Ce que la note ne voit pas
Un algorithme peut obtenir un excellent score et se révéler, à l'usage, franchement irritant. Il répond juste, mais lentement. Il répond juste, mais de façon incompréhensible pour l'utilisateur qui doit ensuite justifier la décision. Il répond juste dans quatre-vingt-dix-neuf cas sur cent, et se trompe massivement sur le centième, celui qui touche justement les personnes les plus vulnérables du système. Aucune de ces dimensions — la latence perçue, la clarté, la distribution des erreurs — ne tient facilement dans une colonne de tableur.
C'est pour cela que les grilles les plus honnêtes, celles qui essaient réellement d'éclairer plutôt que de trancher, finissent toujours par ressembler moins à un examen qu'à un portrait. Elles acceptent la contradiction : ce système est rapide mais fragile, celui-là est robuste mais coûteux, un troisième est brillant sur l'exception et médiocre sur la routine. Réduire ce portrait à une seule note, c'est gagner en lisibilité ce qu'on perd en vérité.
Le juge a toujours un point de vue
On oublie souvent qu'évaluer suppose de choisir des exemples, et que ce choix trahit une vision du monde. Des questions rédigées par des ingénieurs valoriseront naturellement la rigueur technique. Des questions rédigées par des enseignants valoriseront la pédagogie. Des questions rédigées dans une langue, une culture, un contexte socio-économique donné, avantageront mécaniquement les systèmes entraînés sur des données similaires. Le biais d'évaluation n'est donc pas un accident qu'on corrige en ajoutant plus de tests : il est constitutif de l'acte même de tester, puisque tester, c'est décider par avance de ce qui compte.
Reconnaître cela ne condamne pas l'exercice à l'arbitraire.

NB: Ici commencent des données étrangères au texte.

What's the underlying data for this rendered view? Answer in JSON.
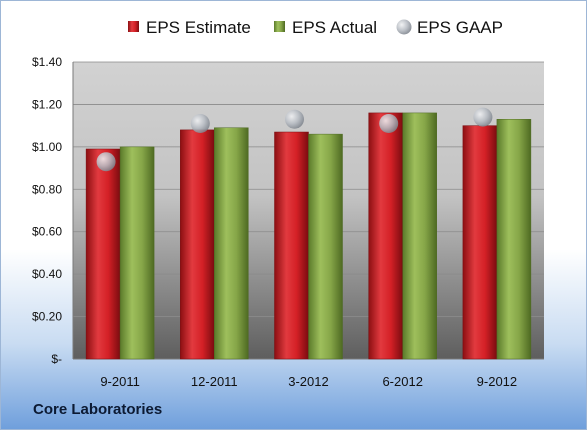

Cela invite plutôt à traiter chaque score comme une opinion argumentée plutôt que comme un verdict. Une bonne évaluation gagne à afficher sa méthode aussi clairement que son résultat : sur quoi porte-t-elle, qui l'a construite, que laisse-t-elle délibérément de côté. Le chiffre devient alors un point de départ pour la discussion, et non son point final.

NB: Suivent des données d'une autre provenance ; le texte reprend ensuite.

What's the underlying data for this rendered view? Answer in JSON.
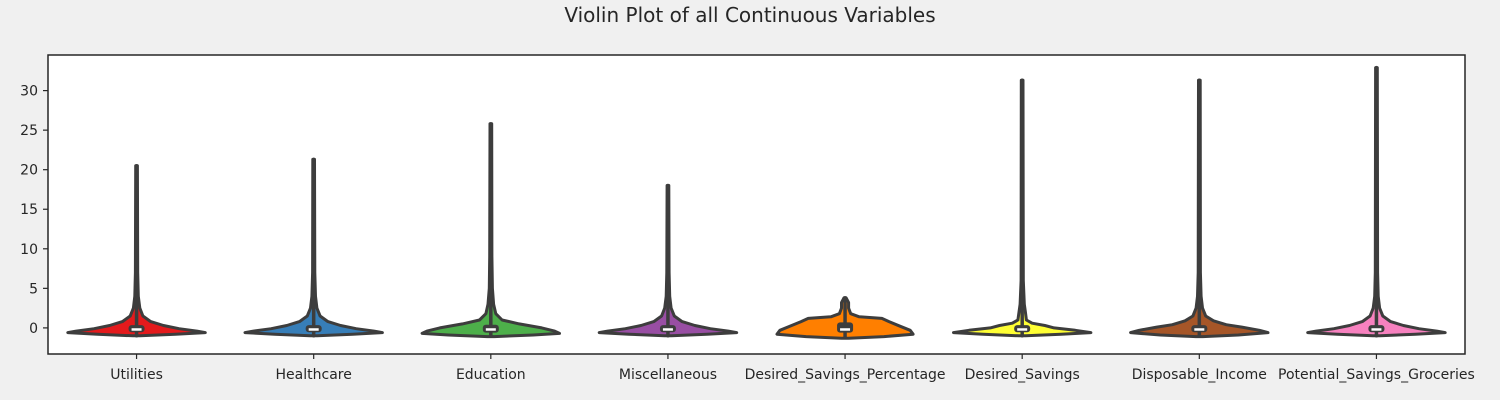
{
  "chart_data": {
    "type": "violin",
    "title": "Violin Plot of all Continuous Variables",
    "xlabel": "",
    "ylabel": "",
    "ylim": [
      -3.3,
      34.5
    ],
    "yticks": [
      0,
      5,
      10,
      15,
      20,
      25,
      30
    ],
    "grid": false,
    "categories": [
      "Utilities",
      "Healthcare",
      "Education",
      "Miscellaneous",
      "Desired_Savings_Percentage",
      "Desired_Savings",
      "Disposable_Income",
      "Potential_Savings_Groceries"
    ],
    "colors": [
      "#e41a1c",
      "#377eb8",
      "#4daf4a",
      "#984ea3",
      "#ff7f00",
      "#ffff33",
      "#a65628",
      "#f781bf"
    ],
    "series": [
      {
        "min": -1.0,
        "q1": -0.55,
        "median": -0.2,
        "q3": 0.35,
        "max": 20.5,
        "profile": [
          [
            -1.0,
            0.05
          ],
          [
            -0.8,
            0.55
          ],
          [
            -0.6,
            0.97
          ],
          [
            -0.4,
            0.85
          ],
          [
            -0.1,
            0.6
          ],
          [
            0.3,
            0.38
          ],
          [
            0.8,
            0.2
          ],
          [
            1.5,
            0.09
          ],
          [
            2.5,
            0.045
          ],
          [
            4.0,
            0.025
          ],
          [
            7.0,
            0.016
          ],
          [
            20.5,
            0.012
          ]
        ]
      },
      {
        "min": -1.0,
        "q1": -0.55,
        "median": -0.2,
        "q3": 0.35,
        "max": 21.3,
        "profile": [
          [
            -1.0,
            0.05
          ],
          [
            -0.8,
            0.55
          ],
          [
            -0.6,
            0.97
          ],
          [
            -0.4,
            0.85
          ],
          [
            -0.1,
            0.6
          ],
          [
            0.3,
            0.38
          ],
          [
            0.8,
            0.2
          ],
          [
            1.5,
            0.09
          ],
          [
            2.5,
            0.045
          ],
          [
            4.0,
            0.025
          ],
          [
            7.0,
            0.016
          ],
          [
            21.3,
            0.012
          ]
        ]
      },
      {
        "min": -1.0,
        "q1": -0.6,
        "median": -0.2,
        "q3": 0.4,
        "max": 25.8,
        "profile": [
          [
            -1.1,
            0.05
          ],
          [
            -0.9,
            0.6
          ],
          [
            -0.7,
            0.97
          ],
          [
            -0.4,
            0.9
          ],
          [
            0.0,
            0.72
          ],
          [
            0.5,
            0.4
          ],
          [
            1.0,
            0.16
          ],
          [
            1.8,
            0.07
          ],
          [
            3.0,
            0.04
          ],
          [
            5.0,
            0.022
          ],
          [
            9.0,
            0.015
          ],
          [
            25.8,
            0.012
          ]
        ]
      },
      {
        "min": -1.0,
        "q1": -0.55,
        "median": -0.2,
        "q3": 0.35,
        "max": 18.0,
        "profile": [
          [
            -1.0,
            0.05
          ],
          [
            -0.8,
            0.55
          ],
          [
            -0.6,
            0.97
          ],
          [
            -0.4,
            0.85
          ],
          [
            -0.1,
            0.6
          ],
          [
            0.3,
            0.38
          ],
          [
            0.8,
            0.2
          ],
          [
            1.5,
            0.09
          ],
          [
            2.5,
            0.045
          ],
          [
            4.0,
            0.025
          ],
          [
            7.0,
            0.016
          ],
          [
            18.0,
            0.012
          ]
        ]
      },
      {
        "min": -1.1,
        "q1": -0.6,
        "median": -0.2,
        "q3": 0.7,
        "max": 3.8,
        "profile": [
          [
            -1.3,
            0.05
          ],
          [
            -1.1,
            0.55
          ],
          [
            -0.8,
            0.96
          ],
          [
            -0.3,
            0.92
          ],
          [
            0.2,
            0.78
          ],
          [
            0.8,
            0.62
          ],
          [
            1.2,
            0.52
          ],
          [
            1.4,
            0.2
          ],
          [
            1.8,
            0.08
          ],
          [
            2.5,
            0.05
          ],
          [
            3.2,
            0.05
          ],
          [
            3.8,
            0.015
          ]
        ]
      },
      {
        "min": -1.0,
        "q1": -0.55,
        "median": -0.2,
        "q3": 0.35,
        "max": 31.3,
        "profile": [
          [
            -1.0,
            0.05
          ],
          [
            -0.8,
            0.55
          ],
          [
            -0.6,
            0.97
          ],
          [
            -0.3,
            0.75
          ],
          [
            0.0,
            0.45
          ],
          [
            0.3,
            0.32
          ],
          [
            0.6,
            0.14
          ],
          [
            1.0,
            0.06
          ],
          [
            2.0,
            0.045
          ],
          [
            3.0,
            0.03
          ],
          [
            6.0,
            0.016
          ],
          [
            31.3,
            0.012
          ]
        ]
      },
      {
        "min": -1.0,
        "q1": -0.55,
        "median": -0.2,
        "q3": 0.35,
        "max": 31.3,
        "profile": [
          [
            -1.1,
            0.05
          ],
          [
            -0.9,
            0.55
          ],
          [
            -0.6,
            0.97
          ],
          [
            -0.3,
            0.85
          ],
          [
            0.1,
            0.6
          ],
          [
            0.4,
            0.38
          ],
          [
            0.9,
            0.2
          ],
          [
            1.5,
            0.09
          ],
          [
            2.5,
            0.045
          ],
          [
            4.0,
            0.025
          ],
          [
            7.0,
            0.016
          ],
          [
            31.3,
            0.012
          ]
        ]
      },
      {
        "min": -1.0,
        "q1": -0.55,
        "median": -0.2,
        "q3": 0.35,
        "max": 32.9,
        "profile": [
          [
            -1.0,
            0.05
          ],
          [
            -0.8,
            0.55
          ],
          [
            -0.6,
            0.97
          ],
          [
            -0.4,
            0.85
          ],
          [
            -0.1,
            0.6
          ],
          [
            0.3,
            0.38
          ],
          [
            0.8,
            0.2
          ],
          [
            1.5,
            0.09
          ],
          [
            2.5,
            0.045
          ],
          [
            4.0,
            0.025
          ],
          [
            7.0,
            0.016
          ],
          [
            32.9,
            0.012
          ]
        ]
      }
    ]
  }
}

Apprendre à lire un classement
Ce qui rend ce genre de dispositif utile, au fond, dépasse largement le monde des algorithmes et de la recherche à la demande. On y retrouve exactement les mêmes pièges que dans n'importe quel système de notation humain : les palmarès d'universités qui façonnent les stratégies de recrutement des établissements plutôt que la qualité de l'enseignement, les indicateurs de performance au travail qui poussent à soigner le tableau de bord plutôt que le travail lui-même, les étoiles laissées sur une plateforme qui reflètent autant l'humeur du client que la qualité réelle du service.

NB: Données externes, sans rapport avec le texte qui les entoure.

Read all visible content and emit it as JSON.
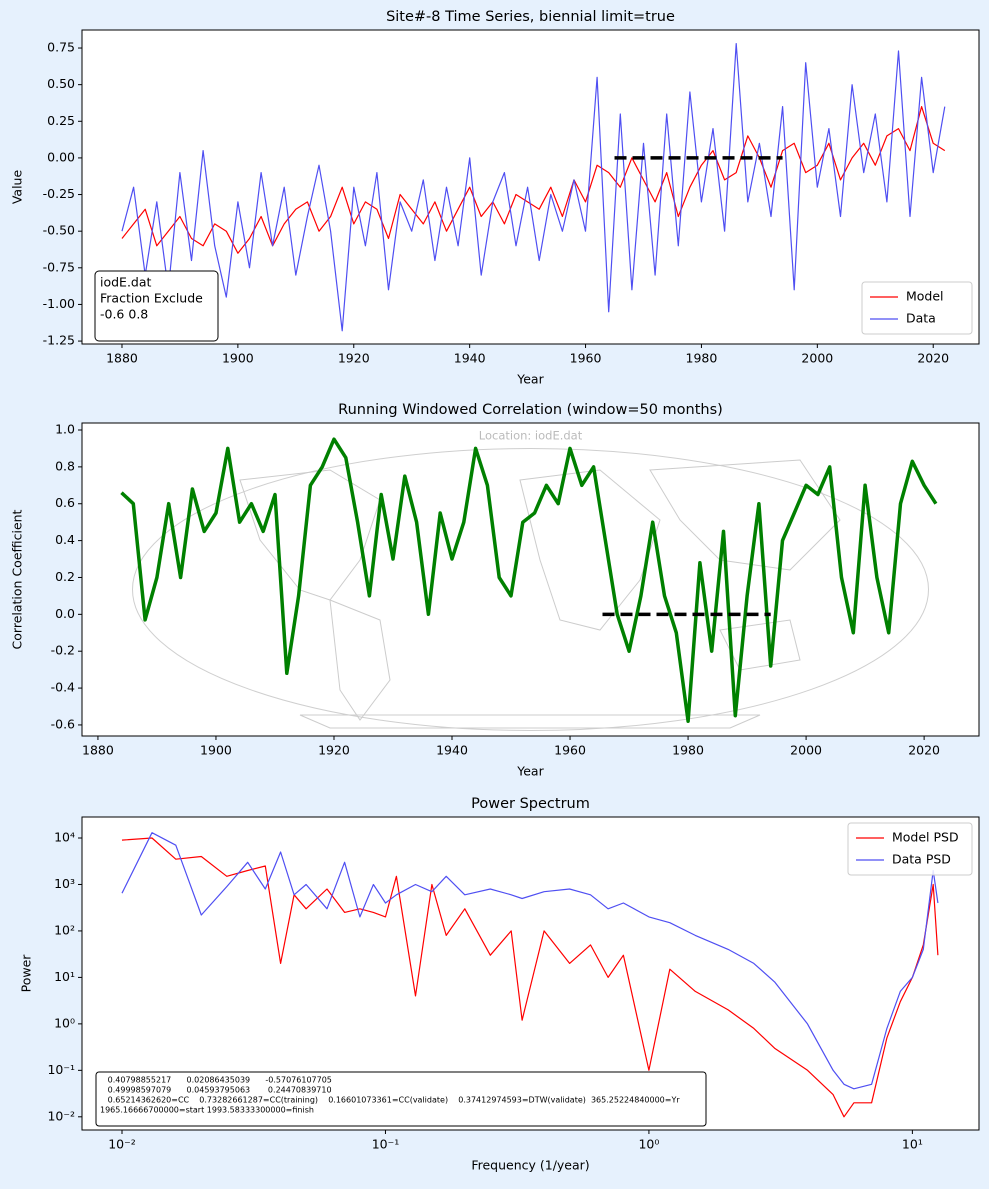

La leçon commune à toutes ces situations tient en une posture, presque un réflexe : ne jamais prendre un score pour argent comptant sans se demander ce qu'il a choisi de mesurer, et ce qu'il a, par construction, choisi d'ignorer. Un bon classement n'est pas celui qui donne la réponse la plus simple, mais celui qui rend visibles les compromis qu'il a fallu faire pour l'obtenir. À l'heure où les décisions s'appuient toujours davantage sur des systèmes automatisés, savoir lire une note comme on lit un argument — avec ses prémisses, ses angles morts, ses partis pris — devient moins un luxe d'expert qu'une hygiène de tous les jours, comme savoir mesurer son carbone.